There is a better way: the better way is consciousness about what you are working with, and rejection of any sort of malignant "middleman" acting on your data without you knowing.

  • "Normalization" you did not ask for is an attack on your information.

  • "Glossing over or fixing invalid sequences" you did not ask for is an attack on your information

  • Anything which makes a simple load of a file and save back of the same file not idempotent is an attack on your information

Perhaps I've become even more religious than Carl in some of these ways. But I certainly see things won't get better without pushing back.

I think you’d very much enjoy this article, if you haven’t seen it already: Parse, don’t validate.

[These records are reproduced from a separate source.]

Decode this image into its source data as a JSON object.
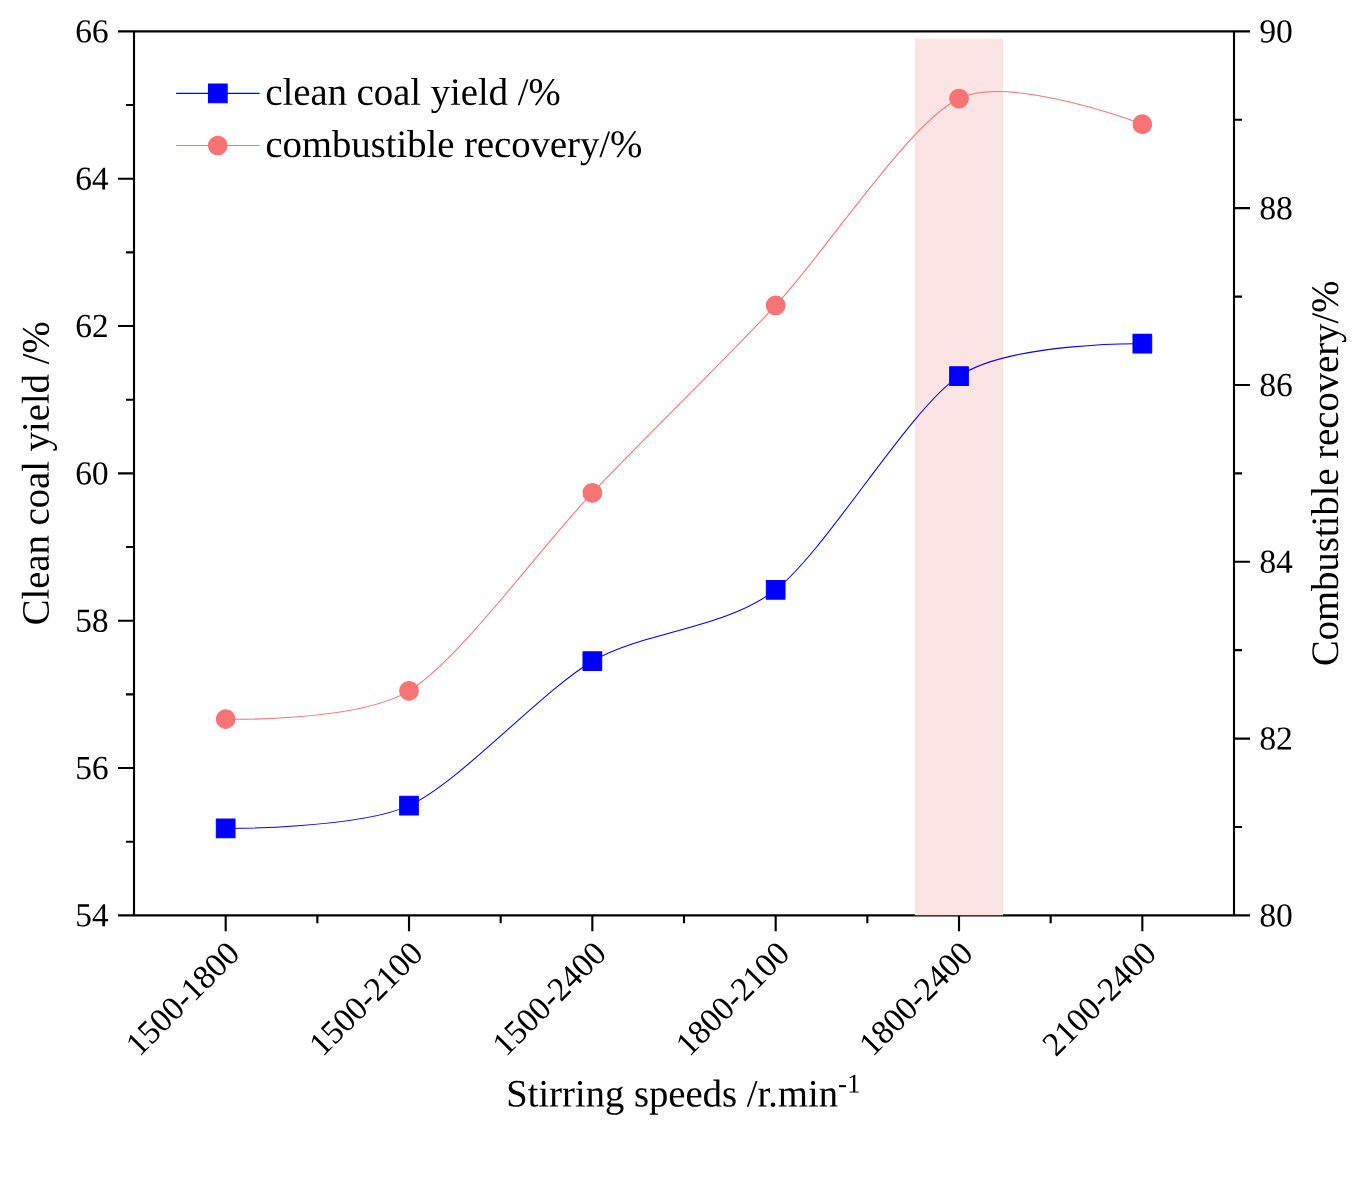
{
  "chart_data": {
    "type": "line",
    "categories": [
      "1500-1800",
      "1500-2100",
      "1500-2400",
      "1800-2100",
      "1800-2400",
      "2100-2400"
    ],
    "xlabel": "Stirring speeds /r.min$^{-1}$",
    "ylabel": "Clean coal yield /%",
    "y2label": "Combustible recovery/%",
    "ylim": [
      54,
      66
    ],
    "yticks": [
      54,
      56,
      58,
      60,
      62,
      64,
      66
    ],
    "y2lim": [
      80,
      90
    ],
    "y2ticks": [
      80,
      82,
      84,
      86,
      88,
      90
    ],
    "legend": "top left",
    "bands": [
      {
        "axis": "x",
        "from": "1800-2400",
        "to": "1800-2400",
        "color": "#fce4e4"
      }
    ],
    "series": [
      {
        "name": "clean coal yield /%",
        "color": "#0000ff",
        "marker": "square",
        "values": [
          55.18,
          55.49,
          57.45,
          58.42,
          61.32,
          61.76
        ]
      },
      {
        "name": "combustible recovery/%",
        "color": "#f87474",
        "marker": "circle",
        "axis": "y2",
        "values": [
          82.22,
          82.54,
          84.78,
          86.9,
          89.24,
          88.95
        ]
      }
    ]
  }
}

(That being said, I think there’s still a place for a weak version of the Robustness Principle. ‘Be conservative in what you send’ is always a good guideline, of course. And it seems reasonable to accept some amount of small variation in input, when it’s unambiguous.)

1 Like

Hadn't seen this...

It starts from the premise of "you can't write [a] -> a", which is where I had wanted to start my own Intro-to-Haskell essay. Grasping how nothing is taken for granted (no default constructor, etc) and how the type signature practically tells you what the function does.

Now I don't have to write my own less-informed version of that. :relieved:

(Although it does expect you to know what head :: [a] -> a means, and I'd thought of really starting from no knowledge besides familiarity with some imperative language for contrast.)


I don't see anything to disagree with:

  • "Use a data structure that makes illegal states unrepresentable."

  • "Get your data into the most precise representation you need as quickly as you can. Ideally, this should happen at the boundary of your system, before any of the data is acted upon."

  • "Avoid denormalized representations of data, especially if it’s mutable."

  • "Keep denormalized representations of data behind abstraction boundaries."

This kind of thinking is what made me want TEXT! to work how it does enforcing UTF-8, and is guiding thinking on pushing that further to NFC.